Christmas Trees: Real or Fake?
November 29th, 2016
I know it’s tempting… those artificial or “permanent” Christmas trees are less work and look a lot nicer these days than the original ones, which were modeled (I’m serious) after toilet brushes.
Many of these trees come with lights already strung. You just fold out the branches, hang a few ornaments, and you’re good to go.
No wonder so many people have gone this route instead of the old-fashioned tradition of decorating a cut real tree – or better yet, going out to a tree farm and cutting your own.
That’s what we always did when our kids were little. Picking out, cutting down, and decorating the Christmas tree wasn’t just one more chore on the December to-do list. It was a family event, and frankly, one I miss now that the kids are grown and gone.
Bringing the box down from the attic just doesn’t have the same appeal to me.

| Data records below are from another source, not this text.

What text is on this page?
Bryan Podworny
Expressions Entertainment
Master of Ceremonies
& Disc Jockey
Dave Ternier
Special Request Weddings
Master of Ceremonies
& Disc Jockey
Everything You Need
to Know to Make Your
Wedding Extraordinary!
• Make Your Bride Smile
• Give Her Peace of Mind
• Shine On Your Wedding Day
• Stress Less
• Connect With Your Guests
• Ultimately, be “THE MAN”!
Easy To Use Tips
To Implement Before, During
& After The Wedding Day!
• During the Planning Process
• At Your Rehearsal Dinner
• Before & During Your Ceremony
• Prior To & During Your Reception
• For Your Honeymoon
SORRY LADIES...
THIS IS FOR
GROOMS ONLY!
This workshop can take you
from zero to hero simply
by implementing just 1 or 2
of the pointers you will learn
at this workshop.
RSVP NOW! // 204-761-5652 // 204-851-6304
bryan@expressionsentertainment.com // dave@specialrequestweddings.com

But beyond the sentimentality, there are plenty of other reasons why I come down on the “real” side of the “real vs. fake” debate.
One concern I hear about going real is that it’s environmentally insensitive to cut down evergreen trees. “Aren’t you killing a living thing in the name of decoration?” the thought goes.
Yes, you’re cutting down and therefore killing a live tree, but the truth is, that tree wouldn’t have been there in the first place if there weren’t a demand for cut Christmas trees.
Christmas trees are grown as crops. They’re planted by tree farmers – to the tune of 40 million new ones per year – specifically because people want them for holiday use.
Without that demand, those 40 million Douglas firs, Fraser firs, Scotch pine and blue spruce wouldn’t have been planted.
Except for permit-only cuts in some national forests for fire-break creation, hardly anyone is going out into the woods to cut down a wild evergreen.
It’s a little like saying it’s environmentally unfriendly to eat corn because corn plants are killed in the process.
I’ve talked to Penn State horticulture professor and Christmas-tree expert Dr. Ricky Bates about this, which he calls a “silly debate” that just doesn’t seem to go away.
He points out that the Christmas trees currently growing on U.S. tree farms “provide the daily oxygen requirements for millions of people.” They also reduce soil erosion, create habitat for wildlife and sequester carbon, he adds.
An acre of evergreens produces enough oxygen for 18 people every day, and each tree absorbs a ton of carbon dioxide in its lifetime, according to Earth911, a national environmental-services company.
When this year’s trees are cut, tree farmers replant the fields with new ones.
If everyone switched to fake trees, those farmers either would have to switch to some other crop or go out of business. Or maybe more likely, sell the land for another housing development or strip mall.
These days, most cut trees are recycled into mulch after Christmas. Mine never even leaves my property. I use cut branches to insulate rose bushes in January and February before chipping them into my own mulch in spring.
True, pesticides and gas-burning equipment are used in growing and harvesting trees, so it’s not a zero-impact operation. But on the whole, Christmas-tree-growing is far more of an environmental plus than a negative.
Going the artificial route may sound like you’re “saving a tree,” but you’re instead buying a petroleum-based product (usually polyvinyl chloride) that’s made in a factory – most often in China – and then shipped thousands of miles to stores. After a typical lifespan of 6 to 9 years, artificial trees end up in landfills.
Besides the environmental edge, real trees offer the benefit of buying local.
A majority of the cut trees sold in area stores and stands were grown in Pennsylvania by Pennsylvania farmers. And Pennsylvania is one of the leading Christmas-tree producers in the nation, usually ranking around second in the number of Christmas-tree farms and fourth in the number of Christmas trees cut each year, according to the Harrisburg-based Pennsylvania Christmas Tree Growers Association.
Nationwide, it’s a $1 billion annual industry that involves an estimated 100,000 people, ranging from farmers to retailers to Scouts on the corner lot.
Personally, I’d rather support that than a foreign-made plastic product from a box store.